Here I often save the model and reload it because the Colab notebook experienced some crash so with this technique, we do not loose to much work.

In [None]:
n_epochs = 5
for _ in range(15):
  model = tf.keras.models.load_model('models/model_temp-1.h5')
  model.fit(train_dataset, epochs=3)
  f = open("models/number-of-it-done-on-model-temp-1.txt", 'a')
  f.write(str(n_epochs) + '\n')
  f.close()
  model.save('/content/drive/My Drive/Colab Notebooks/ML-MA1/Project02/models/model_temp-1.h5')
  model.evaluate(test_dataset)

In [None]:
model = tf.keras.models.load_model('/content/drive/My Drive/Colab Notebooks/ML-MA1/Project02/models/model_temp-1.h5')
model.evaluate(test_dataset)

# Load test data and output for AIcrowd

In [None]:
embedding = reduced_embedding_stanford
word_list = reduced_words_stanford
n_features = embedding.shape[1]

tweets_test_txt = []
f = open("data/test_data_clean_kim_yoon.txt")
for l in f.readlines():
    l = l.strip()
    l = l[l.find(',')+1:]
    tweets_test_txt.append(l.strip())
tweets_test_txt = np.array(tweets_test_txt)
print("begin means")
tweets_vecs_test = tweet_means(tweets_test_txt, embedding, word_list, n_features)
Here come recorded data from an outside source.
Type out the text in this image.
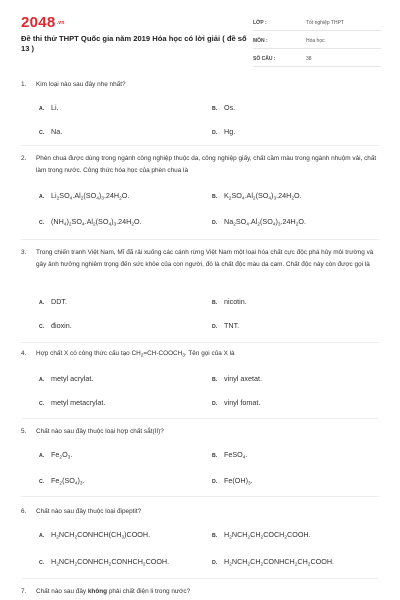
2048.vn
Đề thi thử THPT Quốc gia năm 2019 Hóa học có lời giải ( đề số 13 )
LỚP :	Tốt nghiệp THPT
MÔN :	Hóa học
SỐ CÂU :	38
1. Kim loại nào sau đây nhẹ nhất?
A. Li.	B. Os.
C. Na.	D. Hg.
2. Phèn chua được dùng trong ngành công nghiệp thuộc da, công nghiệp giấy, chất cầm màu trong ngành nhuộm vải, chất làm trong nước. Công thức hóa học của phèn chua là
A. $Li_2SO_4.Al_2(SO_4)_3.24H_2O$.	B. $K_2SO_4.Al_2(SO_4)_3.24H_2O$.
C. $(NH_4)_2SO_4.Al_2(SO_4)_3.24H_2O$.	D. $Na_2SO_4.Al_2(SO_4)_3.24H_2O$.
3. Trong chiến tranh Việt Nam, Mĩ đã rải xuống các cánh rừng Việt Nam một loại hóa chất cực độc phá hủy môi trường và gây ảnh hưởng nghiêm trọng đến sức khỏe của con người, đó là chất độc màu da cam. Chất độc này còn được gọi là
A. DDT.	B. nicotin.
C. đioxin.	D. TNT.
4. Hợp chất X có công thức cấu tạo $CH_2=CH-COOCH_3$. Tên gọi của X là
A. metyl acrylat.	B. vinyl axetat.
C. metyl metacrylat.	D. vinyl fomat.
5. Chất nào sau đây thuộc loại hợp chất sắt(II)?
A. $Fe_2O_3$.	B. FeSO$_4$.
C. $Fe_2(SO_4)_3$.	D. $Fe(OH)_3$.
6. Chất nào sau đây thuộc loại đipeptit?
A. $H_2NCH_2CONHCH(CH_3)COOH$.	B. $H_2NCH_2CH_2COCH_2COOH$.
C. $H_2NCH_2CONHCH_2CONHCH_2COOH$.	D. $H_2NCH_2CH_2CONHCH_2CH_2COOH$.
7. Chất nào sau đây không phải chất điện li trong nước?
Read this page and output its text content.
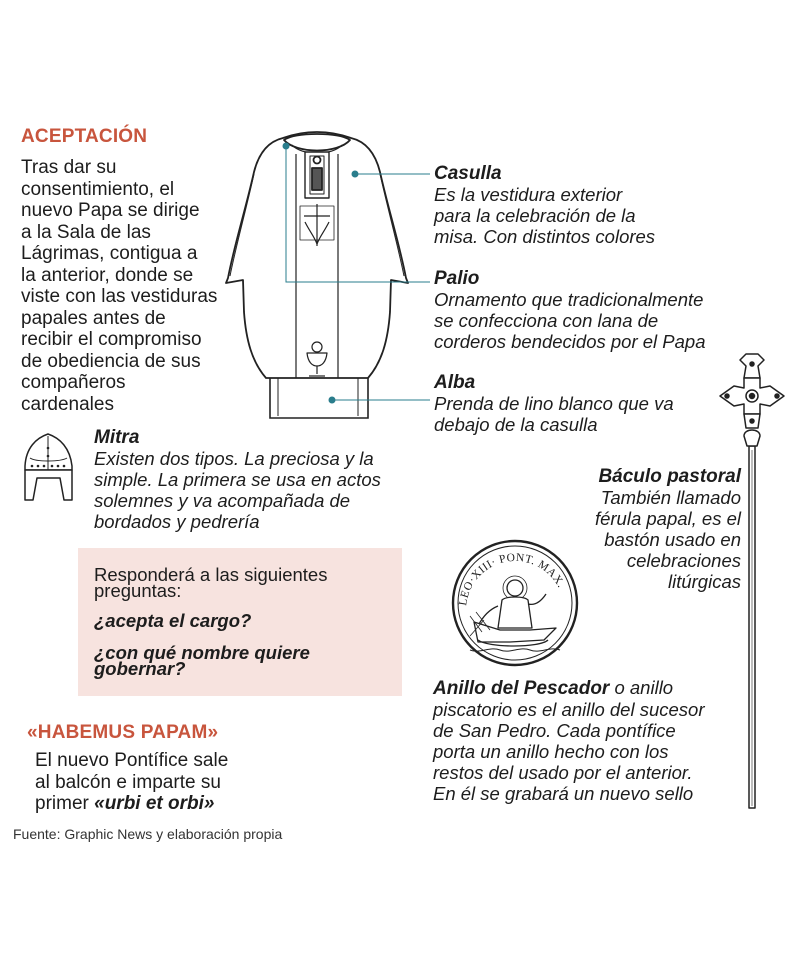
ACEPTACIÓN
Tras dar su
consentimiento, el
nuevo Papa se dirige
a la Sala de las
Lágrimas, contigua a
la anterior, donde se
viste con las vestiduras
papales antes de
recibir el compromiso
de obediencia de sus
compañeros
cardenales
Casulla
Es la vestidura exterior
para la celebración de la
misa. Con distintos colores
Palio
Ornamento que tradicionalmente
se confecciona con lana de
corderos bendecidos por el Papa
Alba
Prenda de lino blanco que va
debajo de la casulla
Mitra
Existen dos tipos. La preciosa y la
simple. La primera se usa en actos
solemnes y va acompañada de
bordados y pedrería
Responderá a las siguientes
preguntas:
¿acepta el cargo?
¿con qué nombre quiere
gobernar?
«HABEMUS PAPAM»
El nuevo Pontífice sale
al balcón e imparte su
primer «urbi et orbi»
Fuente: Graphic News y elaboración propia
Báculo pastoral
También llamado
férula papal, es el
bastón usado en
celebraciones
litúrgicas
LEO·XIII· PONT. MAX.
Anillo del Pescador o anillo
piscatorio es el anillo del sucesor
de San Pedro. Cada pontífice
porta un anillo hecho con los
restos del usado por el anterior.
En él se grabará un nuevo sello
np.save("tweets_test_clean_stanford.npy", tweets_vecs_test)

# Make CSV

In [None]:
model = tf.keras.models.load_model('models/model_temp.h5')
tweets_vecs_test = np.load("tweets_test_clean_stanford.npy")
y = model.predict(tweets_vecs_test)
y = np.argmax(y, axis=1)

# make csv
with open("submission.csv", "w") as f:
  f.write("Id,Prediction\n")
  id = 1
  for i in y:
    if i == 0:
      i = -1
    l = str(id) + "," + str(i) + "\n"
    f.write(l)
    id = id + 1